The min_error_func() below takes in the parameters we want to optimise (alpha, beta), makes a forecast, then returns the error between that forecast and the original time series. Scipy's minimize() function will then attempt to minimise the output of min_error_func() by adjusting the values for alpha and beta.

We'll test it out using TSB as the forecasting model and the MSE as the error metric.

from scipy.optimize import minimize

def min_error_func(params, ts, method, metric=mae):
    alpha, beta = params
    f = intmt_demand(ts, method=method, alpha=alpha, beta=beta)
    idx = np.argmax(np.isfinite(f))
    return metric(ts[idx:], f[idx:-1])

# Find optimal values for alpha, beta using the MSE as the
# error metric, and TSB as the forecasting model
init = [0.1,0.1]  # Initial guess for alpha, beta
tsb_opt = minimize(min_error_func, init, 
                   args=(ts, 'tsb', mse), 
                   bounds=[(0,1), (0,1)])
print(f'Optimal alpha: {tsb_opt.x[0]:.4f}')
print(f'Optimal beta: {tsb_opt.x[1]:.4f}')
Optimal alpha: 0.1231
Optimal beta: 0.0000

This can be repeated for both Croston's Method and SBA.

sba_opt = minimize(min_error_func, init, 
                   args=(ts, 'sba', mse), 
                   bounds=[(0,1), (0,1)])
print(f'Optimal alpha: {sba_opt.x[0]:.4f}')
print(f'Optimal beta: {sba_opt.x[1]:.4f}')
Optimal alpha: 0.1147
Optimal beta: 0.1291
cro_opt = minimize(min_error_func, init, 
                   args=(ts, 'cro', mse), 
                   bounds=[(0,1), (0,1)])
print(f'Optimal alpha: {cro_opt.x[0]:.4f}')
print(f'Optimal beta: {cro_opt.x[1]:.4f}')
Optimal alpha: 0.1227
Optimal beta: 0.0078

We can now create a forecast using the optimal values found. We'll do this for Croston's method, SBA and TSB and then plot the forecast along with the original time series.
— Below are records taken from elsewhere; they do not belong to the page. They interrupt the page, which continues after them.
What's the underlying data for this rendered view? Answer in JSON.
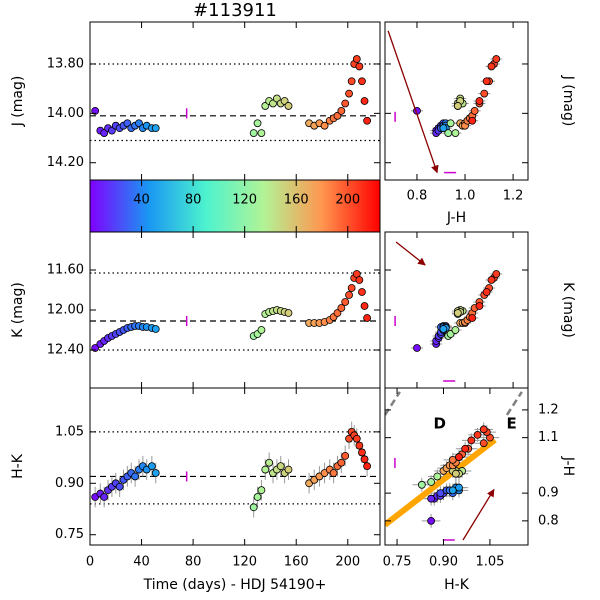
{
  "chart_data": {
    "type": "scatter",
    "title": "#113911",
    "time": [
      4,
      8,
      11,
      14,
      17,
      20,
      23,
      26,
      29,
      32,
      35,
      38,
      41,
      44,
      48,
      51,
      127,
      130,
      133,
      136,
      139,
      142,
      145,
      148,
      151,
      154,
      170,
      174,
      178,
      182,
      186,
      189,
      192,
      195,
      198,
      201,
      203,
      205,
      207,
      209,
      211,
      213,
      215
    ],
    "J": [
      13.99,
      14.07,
      14.08,
      14.06,
      14.07,
      14.05,
      14.06,
      14.05,
      14.04,
      14.06,
      14.05,
      14.04,
      14.06,
      14.05,
      14.06,
      14.06,
      14.08,
      14.04,
      14.08,
      13.97,
      13.95,
      13.96,
      13.94,
      13.96,
      13.95,
      13.97,
      14.04,
      14.05,
      14.04,
      14.05,
      14.03,
      14.02,
      14.01,
      13.99,
      13.96,
      13.92,
      13.87,
      13.8,
      13.78,
      13.81,
      13.87,
      13.95,
      14.03
    ],
    "K": [
      12.38,
      12.34,
      12.31,
      12.28,
      12.26,
      12.24,
      12.22,
      12.2,
      12.18,
      12.17,
      12.16,
      12.16,
      12.17,
      12.17,
      12.18,
      12.19,
      12.26,
      12.24,
      12.2,
      12.04,
      12.02,
      12.01,
      12.0,
      12.01,
      12.02,
      12.03,
      12.13,
      12.13,
      12.13,
      12.12,
      12.1,
      12.07,
      12.03,
      11.98,
      11.92,
      11.85,
      11.78,
      11.68,
      11.64,
      11.7,
      11.82,
      11.96,
      12.08
    ],
    "H_K": [
      0.86,
      0.87,
      0.86,
      0.88,
      0.89,
      0.9,
      0.89,
      0.91,
      0.92,
      0.93,
      0.92,
      0.94,
      0.95,
      0.94,
      0.95,
      0.93,
      0.83,
      0.86,
      0.88,
      0.94,
      0.96,
      0.93,
      0.94,
      0.95,
      0.93,
      0.94,
      0.9,
      0.91,
      0.92,
      0.93,
      0.94,
      0.93,
      0.95,
      0.96,
      0.98,
      1.03,
      1.05,
      1.04,
      1.03,
      1.01,
      0.99,
      0.97,
      0.95
    ],
    "J_H": [
      0.8,
      0.88,
      0.88,
      0.89,
      0.89,
      0.9,
      0.9,
      0.91,
      0.91,
      0.9,
      0.91,
      0.92,
      0.91,
      0.92,
      0.92,
      0.91,
      0.93,
      0.94,
      0.96,
      0.97,
      0.98,
      0.99,
      0.98,
      0.97,
      0.98,
      0.97,
      0.98,
      0.99,
      1.0,
      1.0,
      1.01,
      1.02,
      1.03,
      1.04,
      1.06,
      1.08,
      1.1,
      1.12,
      1.13,
      1.11,
      1.09,
      1.06,
      1.03
    ],
    "errors": {
      "J": 0.015,
      "K": 0.02,
      "H_K": 0.03,
      "J_H": 0.025
    },
    "time_xlim": [
      0,
      225
    ],
    "time_xticks": [
      0,
      40,
      80,
      120,
      160,
      200
    ],
    "colorbar": {
      "clim": [
        0,
        225
      ],
      "ticks": [
        40,
        80,
        120,
        160,
        200
      ],
      "colors": [
        "#8000ff",
        "#1996f3",
        "#4df3ce",
        "#b2f396",
        "#ff964f",
        "#ff0000"
      ]
    },
    "panels": [
      {
        "x": "time",
        "y": "J",
        "ylabel": "J (mag)",
        "ylim": [
          14.27,
          13.63
        ],
        "ytick_labels": true,
        "yticks": [
          {
            "value": 13.8,
            "label": "13.80"
          },
          {
            "value": 14.0,
            "label": "14.00"
          },
          {
            "value": 14.2,
            "label": "14.20"
          }
        ],
        "hlines": [
          {
            "value": 14.01,
            "style": "dashed"
          },
          {
            "value": 13.8,
            "style": "dotted"
          },
          {
            "value": 14.11,
            "style": "dotted"
          }
        ],
        "error_markers": [
          {
            "x": 75,
            "y": 14.0,
            "dir": "v"
          }
        ]
      },
      {
        "x": "time",
        "y": "K",
        "ylabel": "K (mag)",
        "ylim": [
          12.78,
          11.22
        ],
        "ytick_labels": true,
        "yticks": [
          {
            "value": 11.6,
            "label": "11.60"
          },
          {
            "value": 12.0,
            "label": "12.00"
          },
          {
            "value": 12.4,
            "label": "12.40"
          }
        ],
        "hlines": [
          {
            "value": 12.11,
            "style": "dashed"
          },
          {
            "value": 11.63,
            "style": "dotted"
          },
          {
            "value": 12.4,
            "style": "dotted"
          }
        ],
        "error_markers": [
          {
            "x": 75,
            "y": 12.11,
            "dir": "v"
          }
        ]
      },
      {
        "x": "time",
        "y": "H_K",
        "ylabel": "H-K",
        "xlabel": "Time (days) - HDJ 54190+",
        "ylim": [
          0.72,
          1.178
        ],
        "ytick_labels": true,
        "xtick_labels": true,
        "yticks": [
          {
            "value": 0.75,
            "label": "0.75"
          },
          {
            "value": 0.9,
            "label": "0.90"
          },
          {
            "value": 1.05,
            "label": "1.05"
          }
        ],
        "hlines": [
          {
            "value": 0.92,
            "style": "dashed"
          },
          {
            "value": 1.05,
            "style": "dotted"
          },
          {
            "value": 0.84,
            "style": "dotted"
          }
        ],
        "error_markers": [
          {
            "x": 75,
            "y": 0.92,
            "dir": "v"
          }
        ]
      },
      {
        "x": "J_H",
        "y": "J",
        "xlabel": "J-H",
        "ylabel": "J (mag)",
        "xlim": [
          0.667,
          1.262
        ],
        "xticks": [
          0.8,
          {
            "value": 1,
            "label": "1.0"
          },
          1.2
        ],
        "xtick_labels": true,
        "ylim": [
          14.27,
          13.63
        ],
        "yticks": [
          13.8,
          14.0,
          14.2
        ],
        "arrow": {
          "x": [
            0.68,
            0.884
          ],
          "y": [
            13.666,
            14.24
          ]
        },
        "error_markers": [
          {
            "x": 0.709,
            "y": 14.014,
            "dir": "v"
          },
          {
            "x": 0.938,
            "y": 14.24,
            "dir": "h"
          }
        ]
      },
      {
        "x": "J_H",
        "y": "K",
        "ylabel": "K (mag)",
        "xlim": [
          0.667,
          1.262
        ],
        "xticks": [
          0.8,
          1,
          1.2
        ],
        "ylim": [
          12.78,
          11.22
        ],
        "yticks": [
          11.6,
          12.0,
          12.4
        ],
        "arrow": {
          "x": [
            0.713,
            0.834
          ],
          "y": [
            11.32,
            11.55
          ]
        },
        "error_markers": [
          {
            "x": 0.709,
            "y": 12.11,
            "dir": "v"
          },
          {
            "x": 0.934,
            "y": 12.71,
            "dir": "h"
          }
        ]
      },
      {
        "x": "H_K",
        "y": "J_H",
        "xlabel": "H-K",
        "ylabel": "J-H",
        "xlim": [
          0.711,
          1.173
        ],
        "xticks": [
          0.75,
          {
            "value": 0.9,
            "label": "0.90"
          },
          1.05
        ],
        "xtick_labels": true,
        "ylim": [
          0.713,
          1.279
        ],
        "yticks": [
          0.8,
          0.9,
          1.1,
          1.2
        ],
        "ytick_labels": true,
        "fit_line": {
          "x": [
            0.711,
            1.066
          ],
          "y": [
            0.786,
            1.092
          ],
          "color": "#ffa500"
        },
        "dashed_lines": [
          {
            "x": [
              0.711,
              0.759
            ],
            "y": [
              1.182,
              1.265
            ]
          },
          {
            "x": [
              1.105,
              1.153
            ],
            "y": [
              1.182,
              1.265
            ]
          }
        ],
        "labels": [
          {
            "text": "D",
            "x": 0.888,
            "y": 1.15
          },
          {
            "text": "E",
            "x": 1.12,
            "y": 1.15
          }
        ],
        "arrow": {
          "x": [
            0.963,
            1.063
          ],
          "y": [
            0.731,
            0.913
          ]
        },
        "error_markers": [
          {
            "x": 0.743,
            "y": 1.009,
            "dir": "v"
          },
          {
            "x": 0.917,
            "y": 0.731,
            "dir": "h"
          }
        ]
      }
    ]
  }
}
# Forecast using optimal values of alpha and beta
f_tsb = intmt_demand(ts, 'tsb', tsb_opt.x[0], tsb_opt.x[1])
f_sba = intmt_demand(ts, 'sba', sba_opt.x[0], sba_opt.x[1]) 
f_cro = intmt_demand(ts, 'cro', cro_opt.x[0], cro_opt.x[1])

# Plot results
plt.figure(figsize=(12,5))
plt.bar(np.arange(100),ts, color='lightgrey')
plt.plot(f_tsb, linestyle='--', label='TSB')
plt.plot(f_sba, linestyle='--', label='SBA')
plt.plot(f_cro, linestyle='--', label='CRO')
plt.xlabel('Time index')
plt.ylabel('Sales')
plt.legend()
plt.show()

Conclusion

So far we've covered Croston's method and the SBA and TSB adaptations. We've optimised parameter selection using MSE, but have noted that it can suffer from a bias towards a zero-forecast. This translates poorly into real-world scenarios as it would mean it could leave shelves empty of stock.

Different approaches to measuring accuracy are explored in the Error Metrics for Intermittent Demand tutorial, where we look at metrics such as the Periods in Stock and the Cumalative Forecasting Error.

Alternatively, we can attempt to remove intermittence in the time series through aggregation methods. This is discussed further in the ADIDA tutorial.